A while ago I was reading about some lifestyle changes to help with energy saving. I read about having a ‘POTS Go Bag’ that had all the essentials so that those moments before leaving the house weren’t spent running around gathering all the things needed for the day only to be out of energy before getting in the car. It seemed pretty brilliant. I’m so thankful for those who went before me and used their brains to figure out all the easiest changes to make life better.
I wasn’t sure exactly what I wanted but I couldn’t find anything perfect so I went to Amazon and found what I thought would work best. Essentially I wanted a first aid kit, but one that was not too big or too small. Yes, I wanted the Goldilocks of first aid kits. A bunch came with all the fillings and while maybe those things would be useful on occasion, I wanted to fill it with things I would hopefully use more often than tourniquets and gauze.
This is what I eventually ended up buying. It comes in different colors and with the velcro on the front can be easily customizable.

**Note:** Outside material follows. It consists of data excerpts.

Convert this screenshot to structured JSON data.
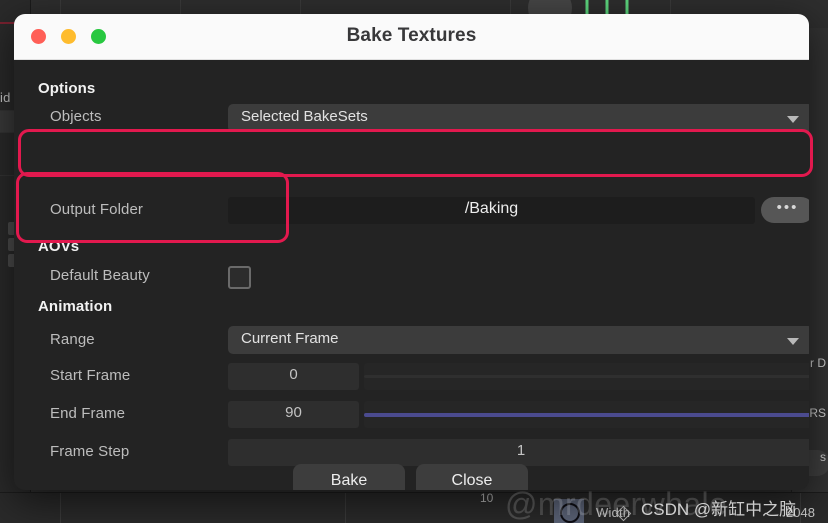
{
  "dialog": {
    "title": "Bake Textures",
    "traffic_lights": [
      {
        "name": "close-button",
        "color": "#ff5f57"
      },
      {
        "name": "minimize-button",
        "color": "#febc2e"
      },
      {
        "name": "maximize-button",
        "color": "#28c840"
      }
    ],
    "sections": {
      "options": {
        "heading": "Options",
        "objects": {
          "label": "Objects",
          "value": "Selected BakeSets",
          "options": [
            "Selected BakeSets"
          ]
        },
        "output_folder": {
          "label": "Output Folder",
          "value": "/Baking",
          "ghost_value": "",
          "browse_label": "•••"
        }
      },
      "aovs": {
        "heading": "AOVs",
        "default_beauty": {
          "label": "Default Beauty",
          "checked": false
        }
      },
      "animation": {
        "heading": "Animation",
        "range": {
          "label": "Range",
          "value": "Current Frame",
          "options": [
            "Current Frame"
          ]
        },
        "start_frame": {
          "label": "Start Frame",
          "value": "0",
          "slider_percent": 0
        },
        "end_frame": {
          "label": "End Frame",
          "value": "90",
          "slider_percent": 100
        },
        "frame_step": {
          "label": "Frame Step",
          "value": "1"
        }
      }
    },
    "buttons": {
      "bake": "Bake",
      "close": "Close"
    }
  },
  "annotations": {
    "color": "#e2194e",
    "boxes": [
      "output-folder-highlight",
      "aovs-highlight"
    ]
  },
  "watermarks": {
    "handle": "@mrdeerwhale",
    "csdn": "CSDN @新缸中之脑"
  },
  "background": {
    "left_panel_label": "id",
    "right_labels": [
      "r D",
      "RS",
      "s"
    ],
    "bottom_status": {
      "number": "10",
      "width_label": "Width",
      "width_value": "2048"
    }
  }
}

It’s called the Orca Tactical MOLLE EMT Medical First Aid Pouch. I got red because I thought if a friend or medic was looking in my purse and saw something red with a cross on it, they might assume it was something medical or health related. I have pretty smart friends so it was a safe bet.

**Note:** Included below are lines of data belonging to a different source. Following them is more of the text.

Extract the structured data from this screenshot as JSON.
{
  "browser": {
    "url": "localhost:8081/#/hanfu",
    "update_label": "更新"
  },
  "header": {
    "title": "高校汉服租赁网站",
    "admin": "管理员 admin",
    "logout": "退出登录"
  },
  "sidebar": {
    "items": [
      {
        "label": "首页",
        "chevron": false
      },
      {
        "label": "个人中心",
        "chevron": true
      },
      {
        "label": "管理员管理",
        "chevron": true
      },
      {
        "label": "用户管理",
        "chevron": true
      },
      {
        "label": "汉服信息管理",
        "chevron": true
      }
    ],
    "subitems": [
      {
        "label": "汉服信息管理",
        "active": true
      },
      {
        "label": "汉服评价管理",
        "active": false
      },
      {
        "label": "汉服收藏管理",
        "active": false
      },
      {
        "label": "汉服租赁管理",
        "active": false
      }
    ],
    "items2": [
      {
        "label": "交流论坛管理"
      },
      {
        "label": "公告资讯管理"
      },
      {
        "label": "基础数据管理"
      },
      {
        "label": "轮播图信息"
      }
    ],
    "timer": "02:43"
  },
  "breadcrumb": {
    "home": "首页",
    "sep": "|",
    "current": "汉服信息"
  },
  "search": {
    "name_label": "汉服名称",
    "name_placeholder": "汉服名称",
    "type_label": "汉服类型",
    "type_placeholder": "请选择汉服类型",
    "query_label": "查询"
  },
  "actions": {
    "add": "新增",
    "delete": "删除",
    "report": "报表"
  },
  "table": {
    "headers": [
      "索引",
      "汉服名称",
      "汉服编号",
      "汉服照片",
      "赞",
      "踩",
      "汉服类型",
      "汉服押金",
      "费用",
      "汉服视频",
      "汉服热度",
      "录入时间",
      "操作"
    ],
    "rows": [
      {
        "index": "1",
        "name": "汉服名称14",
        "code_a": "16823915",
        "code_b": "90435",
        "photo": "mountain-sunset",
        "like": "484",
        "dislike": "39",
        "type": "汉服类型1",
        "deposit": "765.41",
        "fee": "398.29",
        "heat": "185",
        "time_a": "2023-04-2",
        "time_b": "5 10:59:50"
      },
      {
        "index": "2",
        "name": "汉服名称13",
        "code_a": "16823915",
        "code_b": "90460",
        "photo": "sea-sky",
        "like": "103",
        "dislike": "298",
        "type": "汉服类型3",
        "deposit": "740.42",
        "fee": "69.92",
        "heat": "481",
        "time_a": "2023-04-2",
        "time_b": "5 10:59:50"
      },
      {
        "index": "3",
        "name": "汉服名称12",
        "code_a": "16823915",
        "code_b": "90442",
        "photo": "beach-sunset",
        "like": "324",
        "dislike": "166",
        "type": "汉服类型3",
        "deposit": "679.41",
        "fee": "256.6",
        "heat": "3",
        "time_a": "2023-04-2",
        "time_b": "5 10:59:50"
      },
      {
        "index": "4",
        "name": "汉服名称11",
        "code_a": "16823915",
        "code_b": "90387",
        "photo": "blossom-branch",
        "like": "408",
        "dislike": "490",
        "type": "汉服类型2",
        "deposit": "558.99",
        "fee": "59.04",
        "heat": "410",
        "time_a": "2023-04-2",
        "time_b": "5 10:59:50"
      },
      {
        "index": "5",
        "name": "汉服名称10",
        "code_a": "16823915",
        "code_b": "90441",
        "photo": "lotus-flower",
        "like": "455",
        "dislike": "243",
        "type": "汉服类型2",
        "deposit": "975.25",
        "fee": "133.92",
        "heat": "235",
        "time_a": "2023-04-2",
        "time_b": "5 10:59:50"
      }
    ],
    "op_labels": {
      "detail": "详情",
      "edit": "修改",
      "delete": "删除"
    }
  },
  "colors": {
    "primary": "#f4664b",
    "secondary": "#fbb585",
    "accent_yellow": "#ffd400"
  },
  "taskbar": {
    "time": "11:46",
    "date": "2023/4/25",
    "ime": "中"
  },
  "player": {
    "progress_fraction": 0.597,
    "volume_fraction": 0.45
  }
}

Here it is open. It’s not stuffed full of things, but definitely has the basics with room for more.
Inside mine I have:
- Nausea medication
- Tremor medication
- Tummy Drops – to help with nausea
- Ginger Chews- to help with nausea
- Vomit bag- the collapsible blue bag behind the tums. It is one from the hospital and they are super handy. *Note: I didn’t steal it. The nice nurse gave it to me after my most recent procedure.*
- Medication List. Really this is pretty important. This way medics know right away what is in your system and what conditions you have. On mine I listed name and date of birth, conditions, medications and the names of my doctors. I included primary doctor, electrophysiologist, neurologist, and dermatologist (due to the potentially serious EM complication). On the back of this list I have emergency contact numbers for husband, parents, etc.

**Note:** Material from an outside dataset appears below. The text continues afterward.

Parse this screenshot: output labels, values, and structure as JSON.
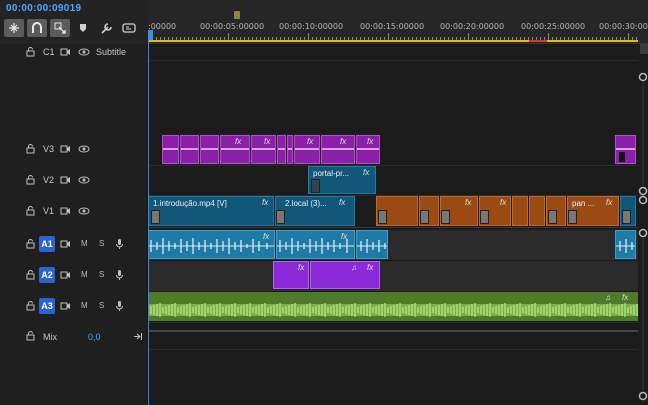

On the front I moved the cross over and laminated a cute little medical accommodation card about POTS. Then I just had to add a little strip of velcro to the back and it was good to go.
Dysautonomia International has these cards available to be printed out. They have cards created and available for:
- Postural Orthostatic Tachycardia Syndrome
- Orthostatic Intolerance
- Orthostatic Hypotension
- Neurocardiogenic Syncope
- Autoimmune Autonomic Ganglionopathy
- Autonomic Neuropathy
- Pure Autonomic Failure
- Multiple System Atrophy
Essentially, as long as I have this, water, crackers, and Gatorade I should be set for most emergencies.
Do you have a Go Bag? What’s in yours? What am I missing?